Wartime - Games and Realities






How do you defend your borders and integrity as a nation?

Are you surrounded by neighbours who have a different cultural and political emphasis? The historical question is how you deal with and manage such entities without compromising your core values and political existence. One is to actively engage and cooperate with them, integrating mutual interests like trade and economic growth to the extent it will become disadvantageous to be embroiled in a conflict. 

In an inter connected contemporary world, it can be unwise to practice isolationist policies and attitudes. The benefits of providing cosmopolitan environments nurture skills, talents and knowledge in your own territory. 

However, the question remains as to how you control the proverbial Trojan Horse within your country - those elements that can reveal and show their true colours of allegiance in the event of a conflict. Many multicultural countries will have to deal with this significant factor. 

Another critical consideration is how many different and distinct fronts a specific nation has a boundary with. Does one play off one neighbour with another? This can imply playing Machiavellian games, strategic thinking and deeply understanding the key needs of potential friends or foes. The enemy of my enemy is my friend, so they say, but the enemy of my friend need not be my enemy, or the friend of my friend need not necessarily be my friend. 

This then begs the question of alliances. Are such political partnerships formed out of similar interests, practicality or based on a sea of fluid arrangements? Are they based on personalities, having various resources or temporary delusions? 

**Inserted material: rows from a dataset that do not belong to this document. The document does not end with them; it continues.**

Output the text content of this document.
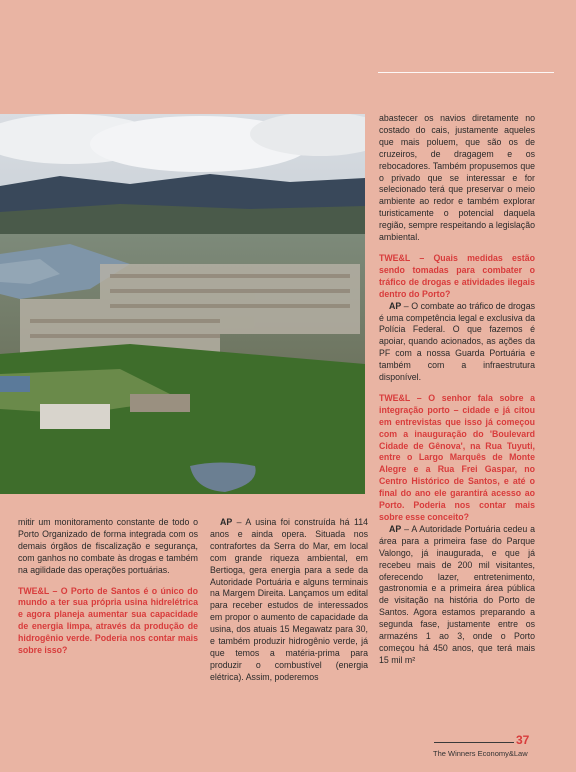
abastecer os navios diretamente no costado do cais, justamente aqueles que mais poluem, que são os de cruzeiros, de dragagem e os rebocadores. Também propusemos que o privado que se interessar e for selecionado terá que preservar o meio ambiente ao redor e também explorar turisticamente o potencial daquela região, sempre respeitando a legislação ambiental.

TWE&L – Quais medidas estão sendo tomadas para combater o tráfico de drogas e atividades ilegais dentro do Porto?

AP – O combate ao tráfico de drogas é uma competência legal e exclusiva da Polícia Federal. O que fazemos é apoiar, quando acionados, as ações da PF com a nossa Guarda Portuária e também com a infraestrutura disponível.

TWE&L – O senhor fala sobre a integração porto – cidade e já citou em entrevistas que isso já começou com a inauguração do 'Boulevard Cidade de Gênova', na Rua Tuyuti, entre o Largo Marquês de Monte Alegre e a Rua Frei Gaspar, no Centro Histórico de Santos, e até o final do ano ele garantirá acesso ao Porto. Poderia nos contar mais sobre esse conceito?

AP – A Autoridade Portuária cedeu a área para a primeira fase do Parque Valongo, já inaugurada, e que já recebeu mais de 200 mil visitantes, oferecendo lazer, entretenimento, gastronomia e a primeira área pública de visitação na história do Porto de Santos. Agora estamos preparando a segunda fase, justamente entre os armazéns 1 ao 3, onde o Porto começou há 450 anos, que terá mais 15 mil m²

mitir um monitoramento constante de todo o Porto Organizado de forma integrada com os demais órgãos de fiscalização e segurança, com ganhos no combate às drogas e também na agilidade das operações portuárias.

TWE&L – O Porto de Santos é o único do mundo a ter sua própria usina hidrelétrica e agora planeja aumentar sua capacidade de energia limpa, através da produção de hidrogênio verde. Poderia nos contar mais sobre isso?

AP – A usina foi construída há 114 anos e ainda opera. Situada nos contrafortes da Serra do Mar, em local com grande riqueza ambiental, em Bertioga, gera energia para a sede da Autoridade Portuária e alguns terminais na Margem Direita. Lançamos um edital para receber estudos de interessados em propor o aumento de capacidade da usina, dos atuais 15 Megawatz para 30, e também produzir hidrogênio verde, já que temos a matéria-prima para produzir o combustível (energia elétrica). Assim, poderemos

37
The Winners Economy&Law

Creating diversions can be a useful tactic for nations at war or having internal political problems. Nations not initially involved with the original outbreak of war can be drawn into the military mess, or utilised to reduce pressure on the original conflict. 

There are nations which carefully and purposely choose not to be involved with 'tis blight of mankind - and remain strictly neutral. Can warring nations ask such neutral nations to facilitate peace?

Countries not directly involved with any military conflict can cleverly play off the opposing sides in a major war. At the same time, there are political entities behaving loyally to one chosen side of a conflict due to history, shared culture or economic ties. 

The danger is always when two primary opposing countries at war line up their supporters and allies as if it was a football game. These days it is not so much because of blood ties of royalty, but the political leanings of governing thought. Will Western democracies form a group because of this, or does the agenda of war go deeper than this?

There can be strange bedfellows amongst oppressive and democratic leaders in time of military conflict. The question can be embedded in options of securing petroleum, water supplies, sharing secrets and trade routes. 

The nature of war in the future poses a significant factor when protecting your country. Defeat can be inflicted on your enemy not just by traditional physical warfare methods. Your enemy nation can be brought down by hurtful attacks on financial systems, cyberspace vulnerability and movement of peoples. 

Is your nation surrounded by foreign military bases controlled by one particular country? Physical distance still plays the shots in timeliness, impact and psychology. An enemy nation can cleverly battle it out in proxy wars, without military damage never inflicting its Homeland. Small states are often subject to choose allegiances, can have their land and people destroyed in battles that they did not initiate and often do not have the ability to say No.

Territories which belong to federations or blocs lose the independent capability to avoid war. The ability of supra national institutions like the United Nations to resolve conflict has been tested and not always successfully. 

Remnants of unresolved past conflicts can be the ambers that spark off from contemporary tensions and lead to a bigger war theatre. What do warring nations try to get by slugging it out - ego and pride, being provoked, access to critical resources or just preserving their national borders? 

Mankind often never learns. History does repeat itself and only materialises in different forms. Is it to preserve the current world order, or to change it, that underlies the risks of a major military conflict?